Here's an interesting article from Inc.com on disaster preparedness. I know, none of us ever thinks we're going to be hit by a disaster, natural or otherwise. But, it could happen and it could be devastating to your business.
84% of small business owners surveyed aren't worried about a disaster affecting their operation in the next 12 months, which isn't surprising. But, there is a difference between being "worried" and being prepared. The article suggests three steps that you should take:
- Keep copies of crucial documents in a safe, off-site location. many Gulf Coast business owners kept copies of financial records at home, only to find them destroyed or inaccessible. Signing up for online banking can provide a way to access financial records remotely.
- Maintain contact information for critical parties. This includes employees, suppliers, and customers.
- Empower staff to keep the business running. Key employees must be able to move the business forward in your absence.
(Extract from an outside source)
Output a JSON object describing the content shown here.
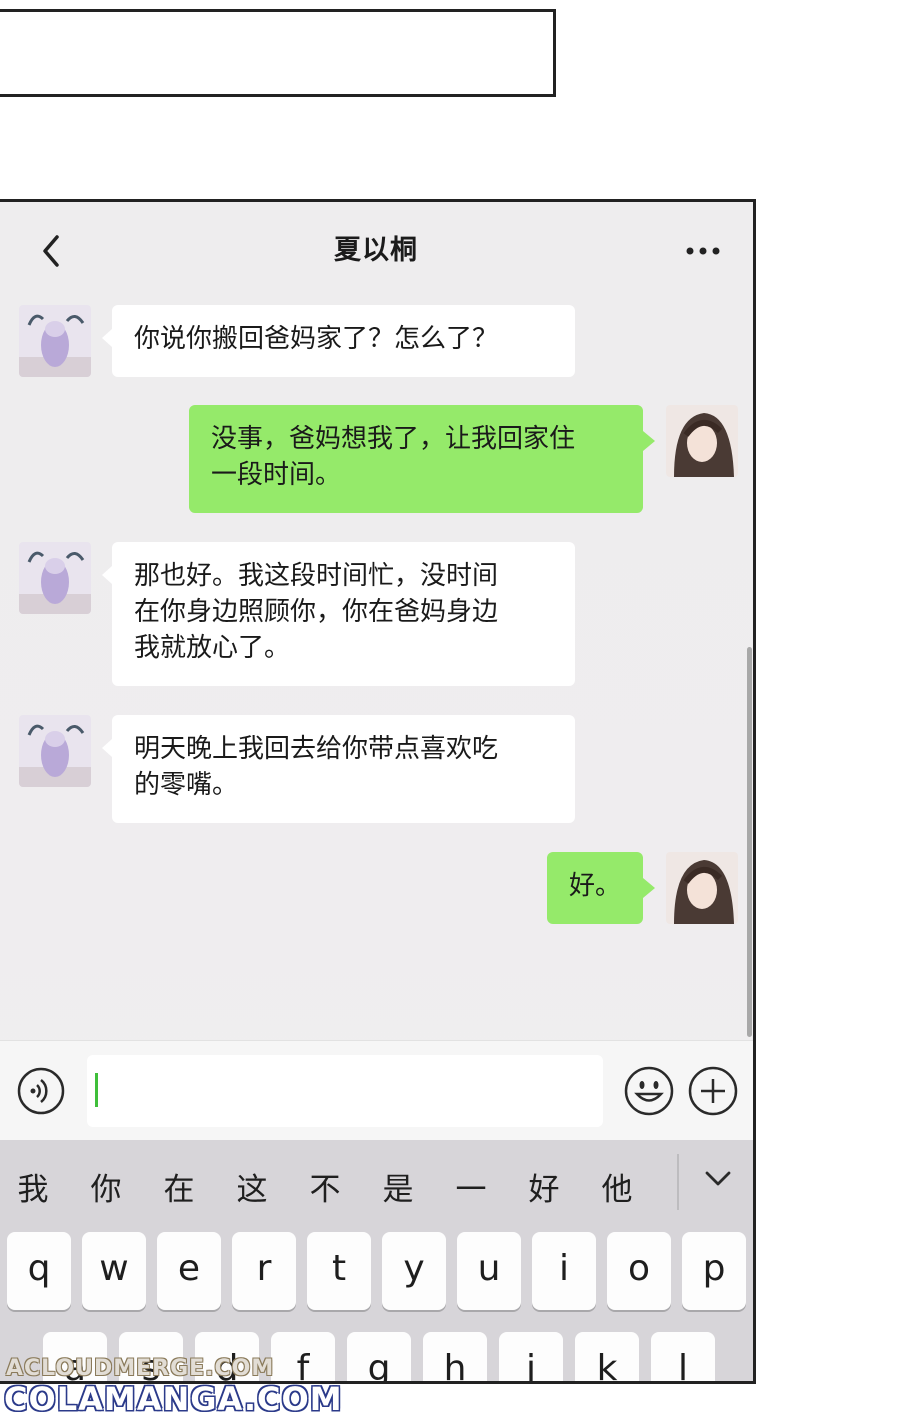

This means designating signatories for emergency loans and expenses, and establishing computer systems that allow remote access.
Another tip for your business and your family is to select a trusted friend or family member in another city to act as a contact point in the event of a breakdown in local communications. Many victims of Hurricane Katrina weren't able to contact family and business associates because local phone service was disrupted. An out-of-town contact could relay information and help those who are separated find one another.
The Small Business Administration web site offers a Disaster Planning Toolkit.